As is noted in the Opposition amendment, there is no amendment of the law resolution, which means that any amendments to the Budget have to be tight in relation to the Budget resolutions. That means that we table an awful lot of amendments saying, “We’re calling for a review into this”, and then the Government stand up in the Public Bill Committee and say, “Why would we do a review? You’re only calling for a review. You’re not calling for anything tangible.” But we cannot call for anything tangible because the Government have tied our hands. I have made this point before and I will make it again: the Government must remember that they will not be in government forever. When they are in opposition and the same thing is being done to them, they will be standing up and complaining about it. They have caused this problem and opened these floodgates, and it is really bad for transparency and scrutiny if they keep behaving like this.
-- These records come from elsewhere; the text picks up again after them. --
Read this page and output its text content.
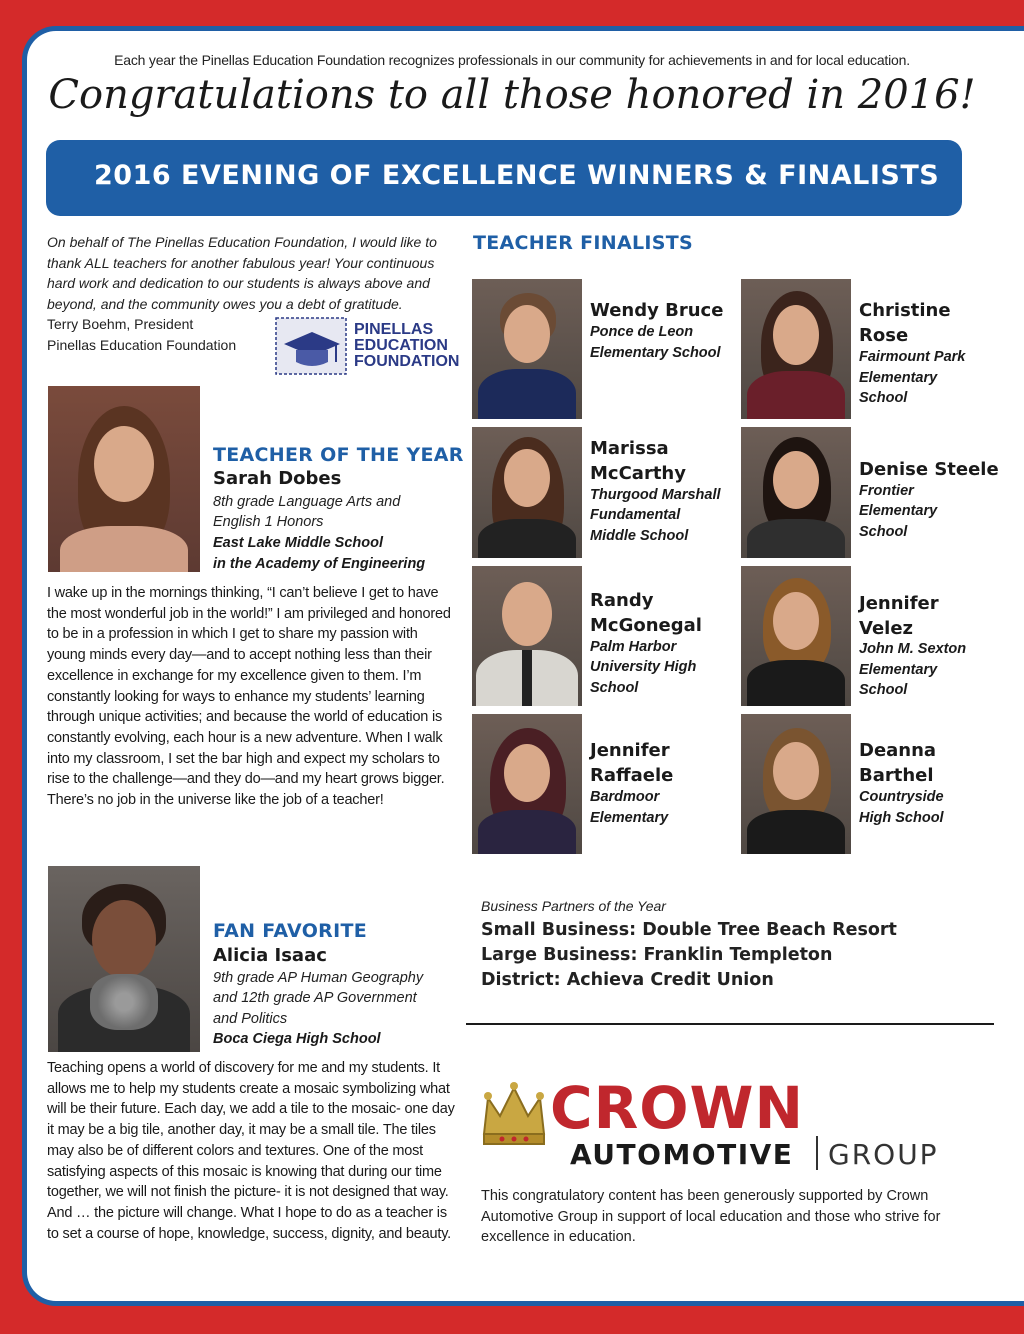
Each year the Pinellas Education Foundation recognizes professionals in our community for achievements in and for local education.
Congratulations to all those honored in 2016!
2016 EVENING OF EXCELLENCE WINNERS & FINALISTS
On behalf of The Pinellas Education Foundation, I would like to thank ALL teachers for another fabulous year! Your continuous hard work and dedication to our students is always above and beyond, and the community owes you a debt of gratitude.
Terry Boehm, President
Pinellas Education Foundation
PINELLAS
EDUCATION
FOUNDATION
TEACHER OF THE YEAR
Sarah Dobes
8th grade Language Arts and
English 1 Honors
East Lake Middle School
in the Academy of Engineering
I wake up in the mornings thinking, “I can’t believe I get to have the most wonderful job in the world!” I am privileged and honored to be in a profession in which I get to share my passion with young minds every day—and to accept nothing less than their excellence in exchange for my excellence given to them. I’m constantly looking for ways to enhance my students’ learning through unique activities; and because the world of education is constantly evolving, each hour is a new adventure. When I walk into my classroom, I set the bar high and expect my scholars to rise to the challenge—and they do—and my heart grows bigger. There’s no job in the universe like the job of a teacher!
FAN FAVORITE
Alicia Isaac
9th grade AP Human Geography
and 12th grade AP Government
and Politics
Boca Ciega High School
Teaching opens a world of discovery for me and my students. It allows me to help my students create a mosaic symbolizing what will be their future. Each day, we add a tile to the mosaic- one day it may be a big tile, another day, it may be a small tile. The tiles may also be of different colors and textures. One of the most satisfying aspects of this mosaic is knowing that during our time together, we will not finish the picture- it is not designed that way. And … the picture will change. What I hope to do as a teacher is to set a course of hope, knowledge, success, dignity, and beauty.
TEACHER FINALISTS
Wendy Bruce
Ponce de Leon
Elementary School
Christine
Rose
Fairmount Park
Elementary
School
Marissa
McCarthy
Thurgood Marshall
Fundamental
Middle School
Denise Steele
Frontier
Elementary
School
Randy
McGonegal
Palm Harbor
University High
School
Jennifer
Velez
John M. Sexton
Elementary
School
Jennifer
Raffaele
Bardmoor
Elementary
Deanna
Barthel
Countryside
High School
Business Partners of the Year
Small Business: Double Tree Beach Resort
Large Business: Franklin Templeton
District: Achieva Credit Union
CROWN
AUTOMOTIVE GROUP
This congratulatory content has been generously supported by Crown Automotive Group in support of local education and those who strive for excellence in education.
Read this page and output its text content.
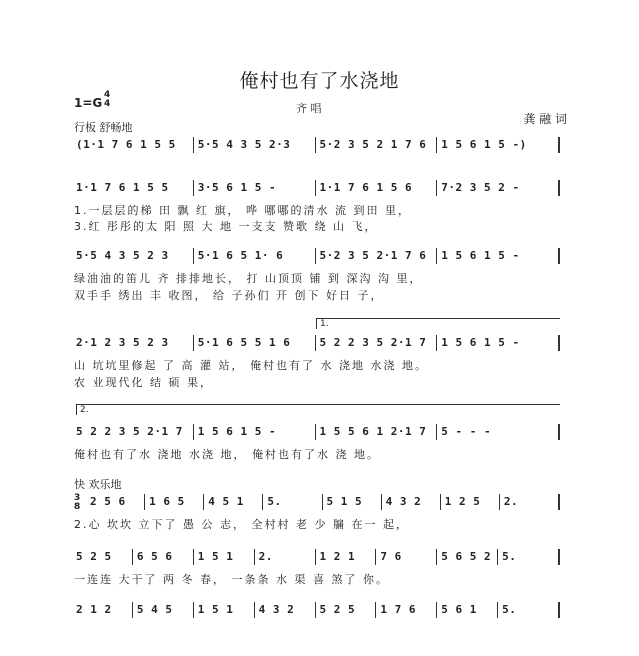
俺村也有了水浇地
齐 唱
龚 融 词
1=G
4
4
行板 舒畅地
(1·1 7 6 1 5 5	5·5 4 3 5 2·3	5·2 3 5 2 1 7 6	1 5 6 1 5 -)
1·1 7 6 1 5 5	3·5 6 1 5 -	1·1 7 6 1 5 6	7·2 3 5 2 -
1.一层层的梯 田 飘 红 旗， 哗 哪哪的清水 流 到田 里，
3.红 彤彤的太 阳 照 大 地 一支支 赞歌 绕 山 飞，
5·5 4 3 5 2 3	5·1 6 5 1· 6	5·2 3 5 2·1 7 6	1 5 6 1 5 -
绿油油的笛儿 齐 排排地长， 打 山顶顶 铺 到 深沟 沟 里，
双手手 绣出 丰 收图， 给 子孙们 开 创下 好日 子，
1.
2·1 2 3 5 2 3	5·1 6 5 5 1 6	5 2 2 3 5 2·1 7	1 5 6 1 5 -
山 坑坑里修起 了 高 灌 站， 俺村也有了 水 浇地 水浇 地。
农 业现代化 结 硕 果，
2.
5 2 2 3 5 2·1 7	1 5 6 1 5 -	1 5 5 6 1 2·1 7	5 - - -
俺村也有了水 浇地 水浇 地， 俺村也有了水 浇 地。
快 欢乐地
3
8 2 5 6	1 6 5	4 5 1	5.	5 1 5	4 3 2	1 2 5	2.
2.心 坎坎 立下了 愚 公 志， 全村村 老 少 牖 在一 起，
5 2 5	6 5 6	1 5 1	2.	1 2 1	7 6	5 6 5 2	5.
一连连 大干了 两 冬 春， 一条条 水 渠 喜 煞了 你。
2 1 2	5 4 5	1 5 1	4 3 2	5 2 5	1 7 6	5 6 1	5.
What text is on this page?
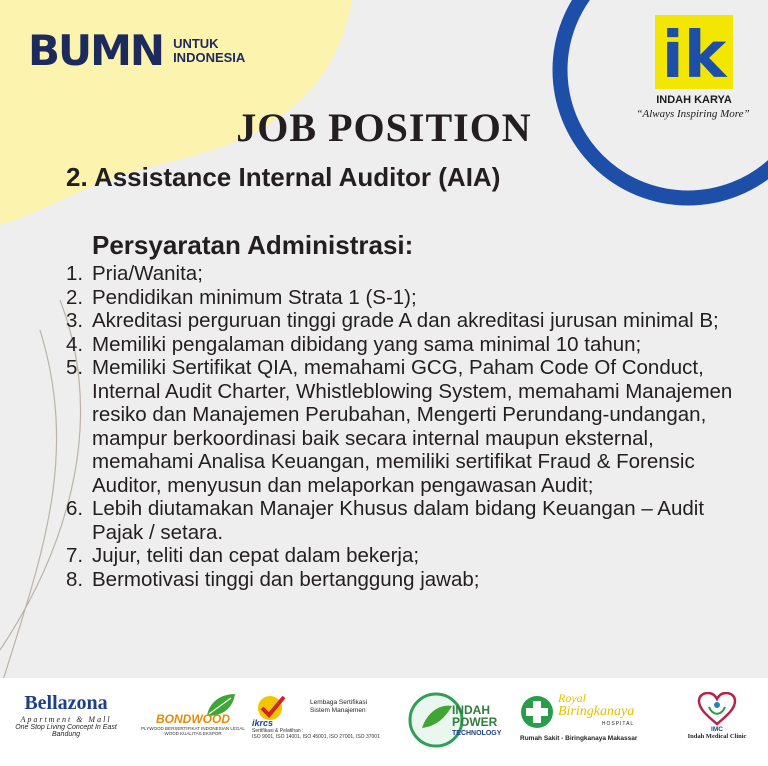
BUMN UNTUK
INDONESIA	ik
INDAH KARYA
“Always Inspiring More”
JOB POSITION
2. Assistance Internal Auditor (AIA)
Persyaratan Administrasi:
1. Pria/Wanita;
2. Pendidikan minimum Strata 1 (S-1);
3. Akreditasi perguruan tinggi grade A dan akreditasi jurusan minimal B;
4. Memiliki pengalaman dibidang yang sama minimal 10 tahun;
5. Memiliki Sertifikat QIA, memahami GCG, Paham Code Of Conduct, Internal Audit Charter, Whistleblowing System, memahami Manajemen resiko dan Manajemen Perubahan, Mengerti Perundang-undangan, mampur berkoordinasi baik secara internal maupun eksternal, memahami Analisa Keuangan, memiliki sertifikat Fraud & Forensic Auditor, menyusun dan melaporkan pengawasan Audit;
6. Lebih diutamakan Manajer Khusus dalam bidang Keuangan – Audit Pajak / setara.
7. Jujur, teliti dan cepat dalam bekerja;
8. Bermotivasi tinggi dan bertanggung jawab;
Bellazona
Apartment & Mall
One Stop Living Concept In East Bandung
BONDWOOD
PLYWOOD BERSERTIFIKAT INDONESIAN LEGAL WOOD KUALITAS EKSPOR
Lembaga Sertifikasi
Sistem Manajemen
ikrcs
Sertifikasi & Pelatihan :
ISO 9001, ISO 14001, ISO 45001, ISO 27001, ISO 37001
INDAH
POWER
TECHNOLOGY
Royal
Biringkanaya
HOSPITAL
Rumah Sakit - Biringkanaya Makassar
IMC
Indah Medical Clinic
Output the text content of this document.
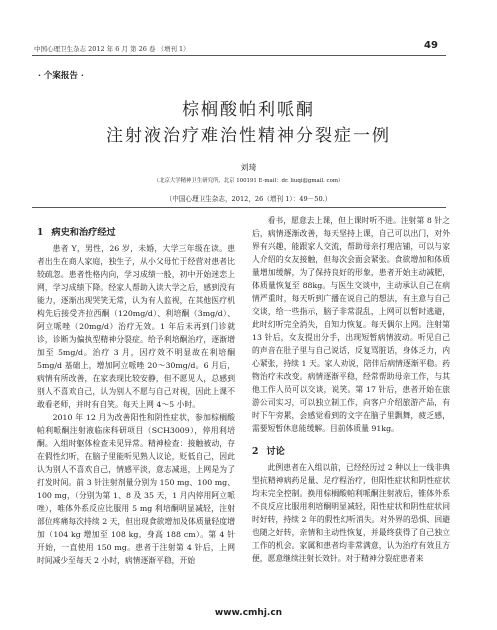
中国心理卫生杂志 2012 年 6 月 第 26 卷 （增刊 1）	49
· 个案报告 ·
棕榈酸帕利哌酮
注射液治疗难治性精神分裂症一例
刘琦
（北京大学精神卫生研究所，北京 100191 E-mail：dr. liuqi@gmail. com）
（中国心理卫生杂志，2012，26（增刊 1）：49－50.）
1 病史和治疗经过

患者 Y，男性，26 岁，未婚，大学三年级在读。患者出生在商人家庭，独生子，从小父母忙于经营对患者比较疏忽。患者性格内向，学习成绩一般，初中开始迷恋上网，学习成绩下降。经家人帮助入读大学之后，感到没有能力，逐渐出现哭笑无常，认为有人监视，在其他医疗机构先后接受齐拉西酮（120mg/d）、利培酮（3mg/d）、阿立哌唑（20mg/d）治疗无效。1 年后未再到门诊就诊，诊断为偏执型精神分裂症。给予利培酮治疗，逐渐增加至 5mg/d。治疗 3 月，因疗效不明显故在利培酮 5mg/d 基础上，增加阿立哌唑 20～30mg/d。6 月后，病情有所改善，在家表现比较安静，但不愿见人，总感到别人不喜欢自己，认为别人不愿与自己对视，因此上课不敢看老师，并时有自笑。每天上网 4～5 小时。

2010 年 12 月为改善阳性和阴性症状，参加棕榈酸帕利哌酮注射液临床科研项目（SCH3009），停用利培酮。入组时躯体检查未见异常。精神检查：接触被动，存在假性幻听，在脑子里能听见熟人议论，贬低自己，因此认为别人不喜欢自己，情感平淡，意志减退，上网是为了打发时间。前 3 针注射剂量分别为 150 mg、100 mg、100 mg，（分别为第 1、8 及 35 天，1 月内停用阿立哌唑），唯体外系反应比服用 5 mg 利培酮明显减轻，注射部位疼痛每次持续 2 天，但出现食欲增加及体质量轻度增加（104 kg 增加至 108 kg，身高 188 cm）。第 4 针开始，一直使用 150 mg。患者于注射第 4 针后，上网时间减少至每天 2 小时，病情逐渐平稳，开始

看书，愿意去上课，但上课时听不进。注射第 8 针之后，病情逐渐改善，每天坚持上课，自己可以出门，对外界有兴趣，能跟家人交流，帮助母亲打理店铺，可以与家人介绍的女友接触，但每次会面会紧张。食欲增加和体质量增加缓解，为了保持良好的形象，患者开始主动减肥，体质量恢复至 88kg。与医生交谈中，主动承认自己在病情严重时，每天听到广播在说自己的想法，有主意与自己交谈，给一些指示，脑子非常混乱，上网可以暂时逃避，此时幻听完全消失，自知力恢复。每天偶尔上网。注射第 13 针后，女友提出分手，出现短暂病情波动。听见自己的声音在肚子里与自己说话，反复骂脏话，身体乏力，内心紧张，持续 1 天。家人劝说，陪伴后病情逐渐平稳。药物治疗未改变。病情逐渐平稳，经常帮助母亲工作，与其他工作人员可以交谈，说笑。第 17 针后，患者开始在旅游公司实习，可以独立制工作，向客户介绍旅游产品，有时下午旁累，会感觉看到的文字在脑子里飘舞，疲乏感，需要短暂休息能缓解。目前体质量 91kg。

2 讨论

此例患者在入组以前，已经经历过 2 种以上一线非典型抗精神病药足量、足疗程治疗，但阳性症状和阴性症状均未完全控制。换用棕榈酸帕利哌酮注射液后，锥体外系不良反应比服用利培酮明显减轻，阳性症状和阴性症状同时好转，持续 2 年的假性幻听消失。对外界的恐惧、回避也随之好转，亲情和主动性恢复，并最终获得了自己独立工作的机会。家属和患者均非常满意，认为治疗有效且方便，愿意继续注射长效针。对于精神分裂症患者来

www.cmhj.cn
Clause 5 is about the personal allowance and the basic rate allowance, and the Government have chosen not to separate out the reserved and devolved matters in this clause. Now, I get that we have not had this devolved situation for particularly long, so this may be an oversight by the Government, but I implore them to ensure that in future years these matters are dealt with in separate clauses. It would be easy for them to do that. Indeed, it would also be easier for Mr Speaker, because he would be able to certify one part as English votes for English laws and not the other part, which is a reserved competency in relation to the personal allowance. This would make scrutiny and read-across better. It would just be a better process of making tax law if these two things were separated out. I ask that these points are taken into account the next time we have a Finance Bill, whether that is in March, October or November next year.
I sit on the European Statutory Instruments Committee, which is currently looking at the proposed negative instruments—it is riveting, honestly. As with lots of the legislation that is coming through just now, the Brexit clauses in the Bill allow the Minister further delegated powers. In fact, one of these clauses allows the Government to set spend for a new tax in relation to current pricing, without saying what that spend would be—I think that is around clause 80. John Redwood talked about taking back control, but parts of this legislation allow the Government more control and more unfettered power. It would actually be more sensible for this House to take decisions over how much spending should be allocated in this regard, rather than giving Ministers more control.
As hon. Members would expect, I am going to mention fixed odds betting terminals. The Government say that they cannot lower the stakes from April next year because it would not give companies enough time to prepare adequately for the changes required, yet they expect companies to prepare adequately for Brexit by April next year, despite not actually having told companies what Brexit will involve. If the Government are serious about making changes to fixed odds betting terminals, they need to stop listening to the lobby on this and start taking into account the public health benefits of the changes.